We did tick off a few important objectives though. Gail’s redesign of the robots work great- in our tests on the lek they looked good and we didn’t have to mount any “rescues” due to tipping over. Our crew were instrumental in developing several new protocols ready for next year- including sage sampling, computer-assisted sorting of tail feather “buttprint” photos and moving to a free-ware image analysis program for making those buttprints.
We also got a lot of interesting data from a “bad” year, so we can take a closer look at how environmental variation affects the grouse. Our birds endured a drought; population numbers were really down not only from the high years of 2006 & 2007, but even from last year, so this could have an interesting impact on male traits and behaviors as well as what females like. As Peter and Rosemary Grant showed with their seminal work on Darwin’s Finches in the Galapagos, sometimes you only notice strong selection when times get tough.
As an exciting finale, we finally got two of our new Encounternet telemetry tags, and with Kurt Smith (Ph.D. candidate from the University of Wyoming who is studying Sage-Grouse just southeast from our site), managed to get them on two males from Cottontail.
After our capture success, we visited Cottontail every morning until our departure to try and test out these new tags. One of our tagged males (male number 641, later called “Talon Krakauer” by our crew), came back to his old territory. We’ll give Kurt a lot of credit for Talon’s return. In our fairly limited experience, birds caught towards the end of the season tend not to return to the lek that season and wait until the next year to strut their stuff. Kurt has put VHF and GPS tags on well over 100 sage-grouse now, so has a good handle on how to make sure the capture and harnessing is as minimally disruptive as possible.
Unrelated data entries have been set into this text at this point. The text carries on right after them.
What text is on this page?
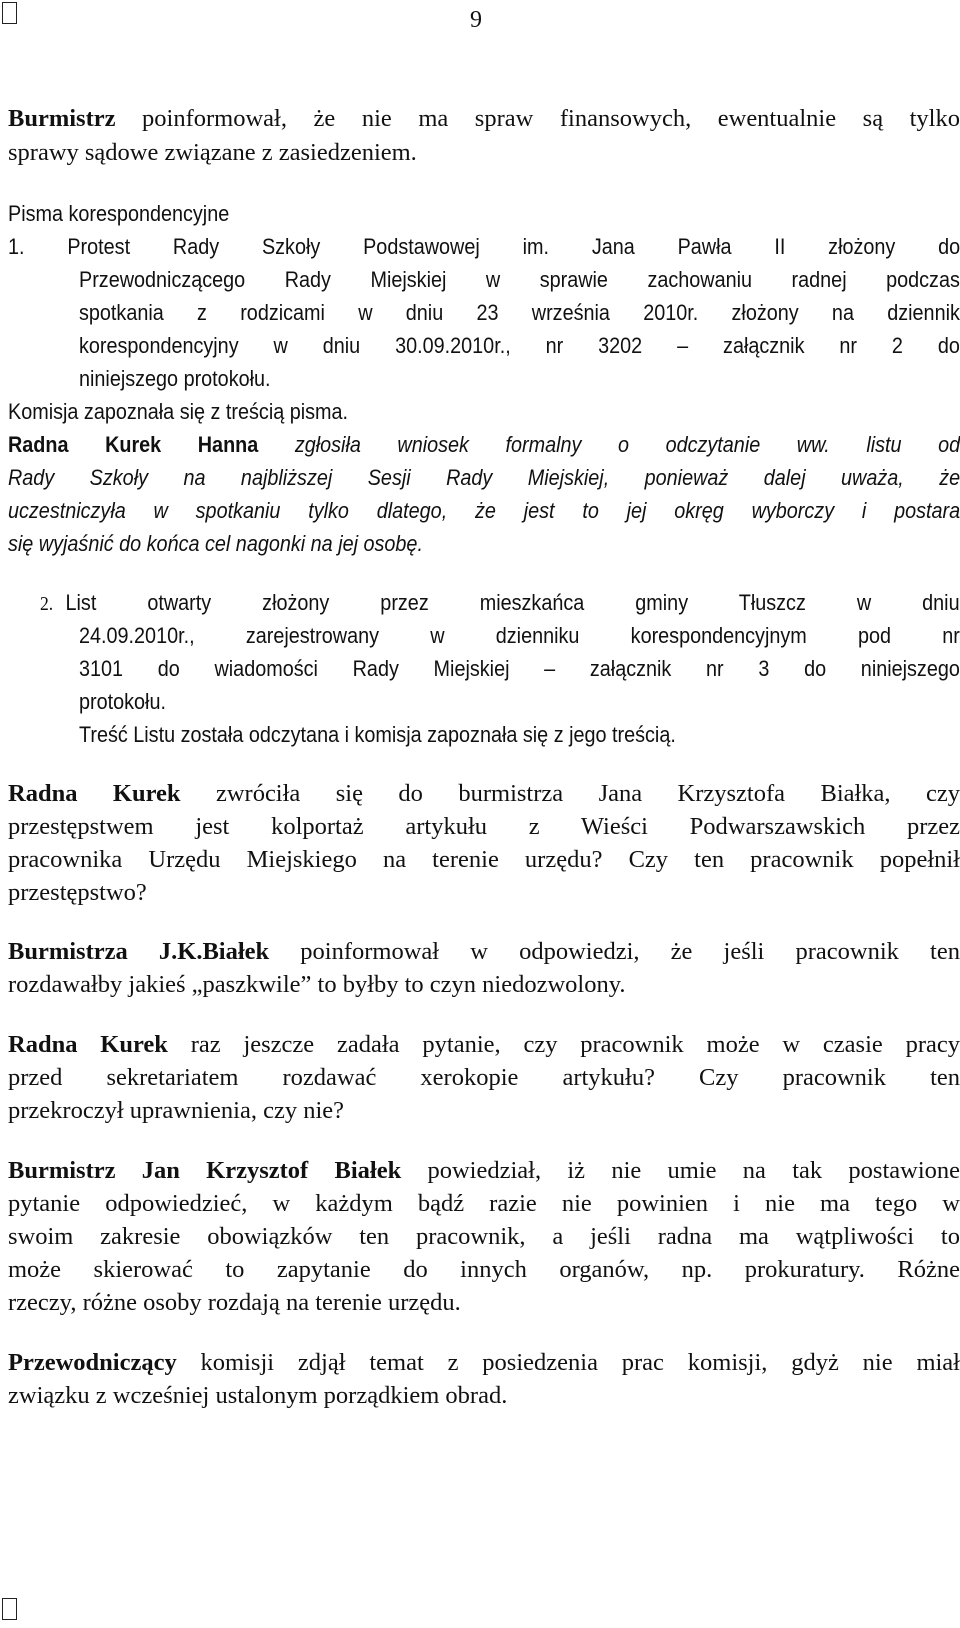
9
Burmistrz poinformował, że nie ma spraw finansowych, ewentualnie są tylko
sprawy sądowe związane z zasiedzeniem.
Pisma korespondencyjne
1. Protest Rady Szkoły Podstawowej im. Jana Pawła II złożony do
Przewodniczącego Rady Miejskiej w sprawie zachowaniu radnej podczas
spotkania z rodzicami w dniu 23 września 2010r. złożony na dziennik
korespondencyjny w dniu 30.09.2010r., nr 3202 – załącznik nr 2 do
niniejszego protokołu.
Komisja zapoznała się z treścią pisma.
Radna Kurek Hanna zgłosiła wniosek formalny o odczytanie ww. listu od
Rady Szkoły na najbliższej Sesji Rady Miejskiej, ponieważ dalej uważa, że
uczestniczyła w spotkaniu tylko dlatego, że jest to jej okręg wyborczy i postara
się wyjaśnić do końca cel nagonki na jej osobę.
2. List otwarty złożony przez mieszkańca gminy Tłuszcz w dniu
24.09.2010r., zarejestrowany w dzienniku korespondencyjnym pod nr
3101 do wiadomości Rady Miejskiej – załącznik nr 3 do niniejszego
protokołu.
Treść Listu została odczytana i komisja zapoznała się z jego treścią.
Radna Kurek zwróciła się do burmistrza Jana Krzysztofa Białka, czy
przestępstwem jest kolportaż artykułu z Wieści Podwarszawskich przez
pracownika Urzędu Miejskiego na terenie urzędu? Czy ten pracownik popełnił
przestępstwo?
Burmistrza J.K.Białek poinformował w odpowiedzi, że jeśli pracownik ten
rozdawałby jakieś „paszkwile” to byłby to czyn niedozwolony.
Radna Kurek raz jeszcze zadała pytanie, czy pracownik może w czasie pracy
przed sekretariatem rozdawać xerokopie artykułu? Czy pracownik ten
przekroczył uprawnienia, czy nie?
Burmistrz Jan Krzysztof Białek powiedział, iż nie umie na tak postawione
pytanie odpowiedzieć, w każdym bądź razie nie powinien i nie ma tego w
swoim zakresie obowiązków ten pracownik, a jeśli radna ma wątpliwości to
może skierować to zapytanie do innych organów, np. prokuratury. Różne
rzeczy, różne osoby rozdają na terenie urzędu.
Przewodniczący komisji zdjął temat z posiedzenia prac komisji, gdyż nie miał
związku z wcześniej ustalonym porządkiem obrad.
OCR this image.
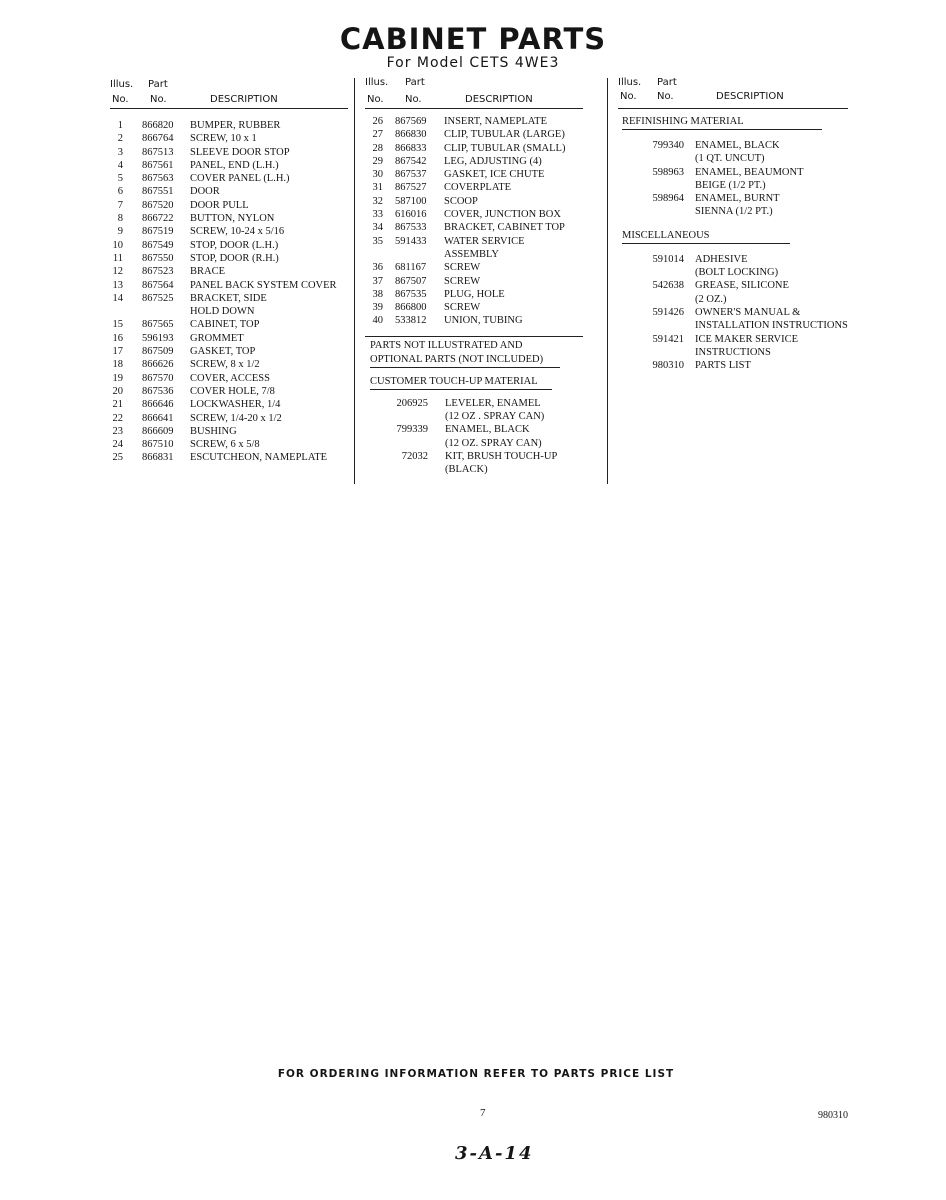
CABINET PARTS
For Model CETS 4WE3
Illus. Part
No. No.	DESCRIPTION
1 866820 BUMPER, RUBBER
2 866764 SCREW, 10 x 1
3 867513 SLEEVE DOOR STOP
4 867561 PANEL, END (L.H.)
5 867563 COVER PANEL (L.H.)
6 867551 DOOR
7 867520 DOOR PULL
8 866722 BUTTON, NYLON
9 867519 SCREW, 10-24 x 5/16
10 867549 STOP, DOOR (L.H.)
11 867550 STOP, DOOR (R.H.)
12 867523 BRACE
13 867564 PANEL BACK SYSTEM COVER
14 867525 BRACKET, SIDE
HOLD DOWN
15 867565 CABINET, TOP
16 596193 GROMMET
17 867509 GASKET, TOP
18 866626 SCREW, 8 x 1/2
19 867570 COVER, ACCESS
20 867536 COVER HOLE, 7/8
21 866646 LOCKWASHER, 1/4
22 866641 SCREW, 1/4-20 x 1/2
23 866609 BUSHING
24 867510 SCREW, 6 x 5/8
25 866831 ESCUTCHEON, NAMEPLATE
Illus. Part
No. No.	DESCRIPTION
26 867569 INSERT, NAMEPLATE
27 866830 CLIP, TUBULAR (LARGE)
28 866833 CLIP, TUBULAR (SMALL)
29 867542 LEG, ADJUSTING (4)
30 867537 GASKET, ICE CHUTE
31 867527 COVERPLATE
32 587100 SCOOP
33 616016 COVER, JUNCTION BOX
34 867533 BRACKET, CABINET TOP
35 591433 WATER SERVICE
ASSEMBLY
36 681167 SCREW
37 867507 SCREW
38 867535 PLUG, HOLE
39 866800 SCREW
40 533812 UNION, TUBING
PARTS NOT ILLUSTRATED AND
OPTIONAL PARTS (NOT INCLUDED)
CUSTOMER TOUCH-UP MATERIAL
206925 LEVELER, ENAMEL
(12 OZ . SPRAY CAN)
799339 ENAMEL, BLACK
(12 OZ. SPRAY CAN)
72032 KIT, BRUSH TOUCH-UP
(BLACK)
Illus. Part
No. No.	DESCRIPTION
REFINISHING MATERIAL
799340 ENAMEL, BLACK
(1 QT. UNCUT)
598963 ENAMEL, BEAUMONT
BEIGE (1/2 PT.)
598964 ENAMEL, BURNT
SIENNA (1/2 PT.)
MISCELLANEOUS
591014 ADHESIVE
(BOLT LOCKING)
542638 GREASE, SILICONE
(2 OZ.)
591426 OWNER'S MANUAL &
INSTALLATION INSTRUCTIONS
591421 ICE MAKER SERVICE
INSTRUCTIONS
980310 PARTS LIST
FOR ORDERING INFORMATION REFER TO PARTS PRICE LIST
7	980310
3-A-14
From a blind 40 meters from Talon’s territory, we were able to communicate remotely with Talon’s tag, switch it from the low power mode that that would allow the battery to last until next season to the “streaming” mode that would send real-time accelerometer data from the grouse to our receiver. At the same time we were able to videotape Talon’s behavior. In this way we can correlate the behavior with the movement data coming from the tag. When the birds started looking nervous like they were going to depart the lek for the day, we were able to switch the tag back into the power-saving mode. The GPS sensor on the tag will now come to life every 2 days to take a waypoint, and if all goes well, we will be able to download these points next year and see where Talon ventured throughout the summer and fall.
We will likely do further tests of the accelerometer sensor with chickens back on campus, but we feel much better having some data from an actual sage-grouse in hand.